Once, kings would wield magic too. But the gods have taken magic from them long ago, so the kings turned to the innocent, as if it was their fault. Now the King and his prince have set to make sure that magic never returns in Orïsha. This prince is the one that Zelie must fight, as he is the biggest obstacle in her path right now. But as their path grows, so do their feelings and Zelie is struggling to keep her mind clear and do the right thing.

With this kind of story in hand, one would expect an extraordinary story. It is indeed a fast paced adventure in the land of Orïsha, whee one can easily identify the depressed diviners as the black of today and those in power, the royal family and the nobility, as the whites of today. Amidst the escalation of the outrageous treatment people of color receive the past few years, the author decided to give them a voice through her book. Even though the story is not real, the behaviors somewhat reflect what we have been seeing in our screens and discussing all over the world. The message is strong and it is being put out there.

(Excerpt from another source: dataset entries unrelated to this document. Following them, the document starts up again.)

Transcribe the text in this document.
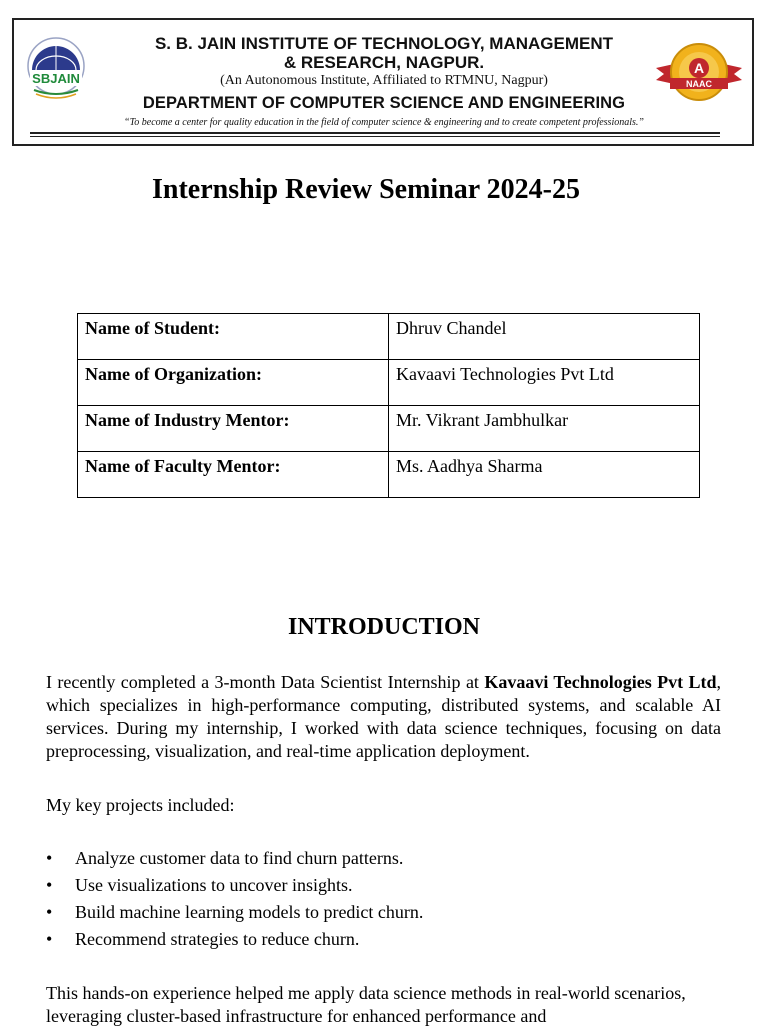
SBJAIN
S. B. JAIN INSTITUTE OF TECHNOLOGY, MANAGEMENT
& RESEARCH, NAGPUR.
(An Autonomous Institute, Affiliated to RTMNU, Nagpur)
DEPARTMENT OF COMPUTER SCIENCE AND ENGINEERING
“To become a center for quality education in the field of computer science & engineering and to create competent professionals.”
A
NAAC
Internship Review Seminar 2024-25
Name of Student:	Dhruv Chandel
Name of Organization:	Kavaavi Technologies Pvt Ltd
Name of Industry Mentor:	Mr. Vikrant Jambhulkar
Name of Faculty Mentor:	Ms. Aadhya Sharma
INTRODUCTION
I recently completed a 3-month Data Scientist Internship at Kavaavi Technologies Pvt Ltd, which specializes in high-performance computing, distributed systems, and scalable AI services. During my internship, I worked with data science techniques, focusing on data preprocessing, visualization, and real-time application deployment.
My key projects included:
• Analyze customer data to find churn patterns.
• Use visualizations to uncover insights.
• Build machine learning models to predict churn.
• Recommend strategies to reduce churn.
This hands-on experience helped me apply data science methods in real-world scenarios, leveraging cluster-based infrastructure for enhanced performance and
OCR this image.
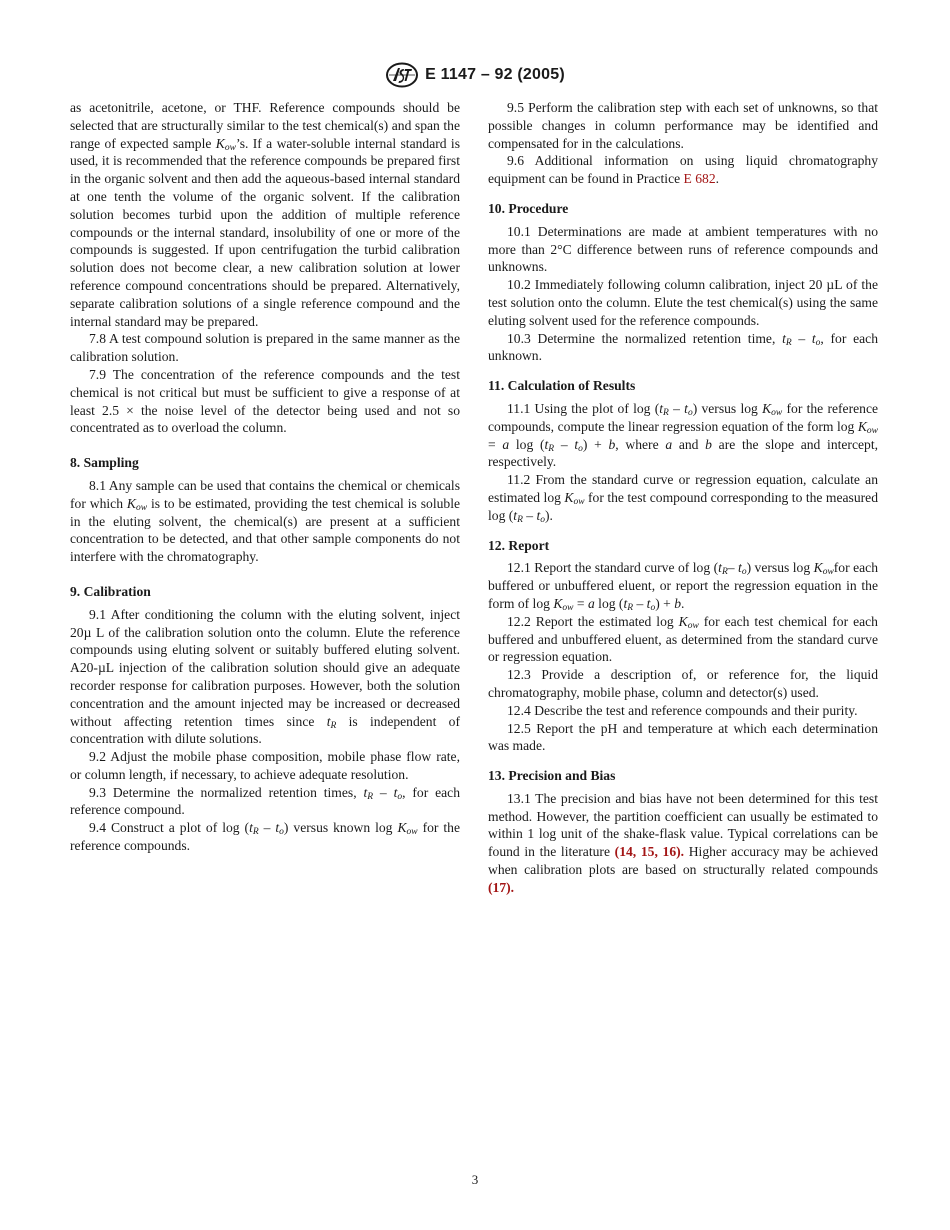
E 1147 – 92 (2005)

as acetonitrile, acetone, or THF. Reference compounds should be selected that are structurally similar to the test chemical(s) and span the range of expected sample $K_{ow}’s$. If a water-soluble internal standard is used, it is recommended that the reference compounds be prepared first in the organic solvent and then add the aqueous-based internal standard at one tenth the volume of the organic solvent. If the calibration solution becomes turbid upon the addition of multiple reference compounds or the internal standard, insolubility of one or more of the compounds is suggested. If upon centrifugation the turbid calibration solution does not become clear, a new calibration solution at lower reference compound concentrations should be prepared. Alternatively, separate calibration solutions of a single reference compound and the internal standard may be prepared.

7.8 A test compound solution is prepared in the same manner as the calibration solution.

7.9 The concentration of the reference compounds and the test chemical is not critical but must be sufficient to give a response of at least 2.5 × the noise level of the detector being used and not so concentrated as to overload the column.

8. Sampling

8.1 Any sample can be used that contains the chemical or chemicals for which $K_{ow}$ is to be estimated, providing the test chemical is soluble in the eluting solvent, the chemical(s) are present at a sufficient concentration to be detected, and that other sample components do not interfere with the chromatography.

9. Calibration

9.1 After conditioning the column with the eluting solvent, inject 20µ L of the calibration solution onto the column. Elute the reference compounds using eluting solvent or suitably buffered eluting solvent. A20-µL injection of the calibration solution should give an adequate recorder response for calibration purposes. However, both the solution concentration and the amount injected may be increased or decreased without affecting retention times since $t_R$ is independent of concentration with dilute solutions.

9.2 Adjust the mobile phase composition, mobile phase flow rate, or column length, if necessary, to achieve adequate resolution.

9.3 Determine the normalized retention times, $t_R - t_o$, for each reference compound.

9.4 Construct a plot of $\log (t_R - t_o)$ versus known $\log K_{ow}$ for the reference compounds.

9.5 Perform the calibration step with each set of unknowns, so that possible changes in column performance may be identified and compensated for in the calculations.

9.6 Additional information on using liquid chromatography equipment can be found in Practice E 682.

10. Procedure

10.1 Determinations are made at ambient temperatures with no more than 2°C difference between runs of reference compounds and unknowns.

10.2 Immediately following column calibration, inject 20 µL of the test solution onto the column. Elute the test chemical(s) using the same eluting solvent used for the reference compounds.

10.3 Determine the normalized retention time, $t_R - t_o$, for each unknown.

11. Calculation of Results

11.1 Using the plot of $\log (t_R - t_o)$ versus $\log K_{ow}$ for the reference compounds, compute the linear regression equation of the form $\log K_{ow} = a$ $\log (t_R - t_o) + b$, where a and b are the slope and intercept, respectively.

11.2 From the standard curve or regression equation, calculate an estimated $\log K_{ow}$ for the test compound corresponding to the measured $\log (t_R - t_o)$.

12. Report

12.1 Report the standard curve of $\log (t_R-$ $t_o$) versus $\log K_{ow}for$ each buffered or unbuffered eluent, or report the regression equation in the form of $\log K_{ow} = a$ $\log (t_R - t_o) + b$.

12.2 Report the estimated $\log K_{ow}$ for each test chemical for each buffered and unbuffered eluent, as determined from the standard curve or regression equation.

12.3 Provide a description of, or reference for, the liquid chromatography, mobile phase, column and detector(s) used.

12.4 Describe the test and reference compounds and their purity.

12.5 Report the pH and temperature at which each determination was made.

13. Precision and Bias

13.1 The precision and bias have not been determined for this test method. However, the partition coefficient can usually be estimated to within 1 log unit of the shake-flask value. Typical correlations can be found in the literature (14, 15, 16). Higher accuracy may be achieved when calibration plots are based on structurally related compounds (17).

3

The narration is done from three different view points. The first is Zelie’s view, which gives the reader a very good overview of what her people have been through all those years and what they are still going through. The second one is that of Princess Amari, who Zelie saves from the guards putting herself in danger in the process. Princess Amari has done an act of treachery to her father the King and the country. So she is running away, joining forces with the people whom their interests she has in mind. And so their journey begins. The third point of view is that from Amari’s brother, Prince Inan, the heir to the throne and the one that is sent out to find his sister before anyone else find out about her treachery and to capture the diviner that is now considered an enemy of the state.

This high fantasy story captivates the reader with the promise of magic. It achieves in displaying only some parts of it, given the many different maji clans there can be. Zelie’s call on the dead is amazing and so is the connector’s power. The burners and the healers that the reader meets through the pages makes them want to get more. But this is a young adult story and in many aspects you could see the main characters for what they are. A bunch of teenagers set out to save the world. Don’t get me wrong, I liked the whole story, the idea behind it and how the problems of today’s Africa and those of the people of color are portrayed in the book. It’s just that I don’t really like the insta love trope and we kind of saw it twice, which is a drawback for me.

I will though read the second book in the series, as there was quite a cliffhanger in the last page that made me think there’s lots of potential the sequel is better.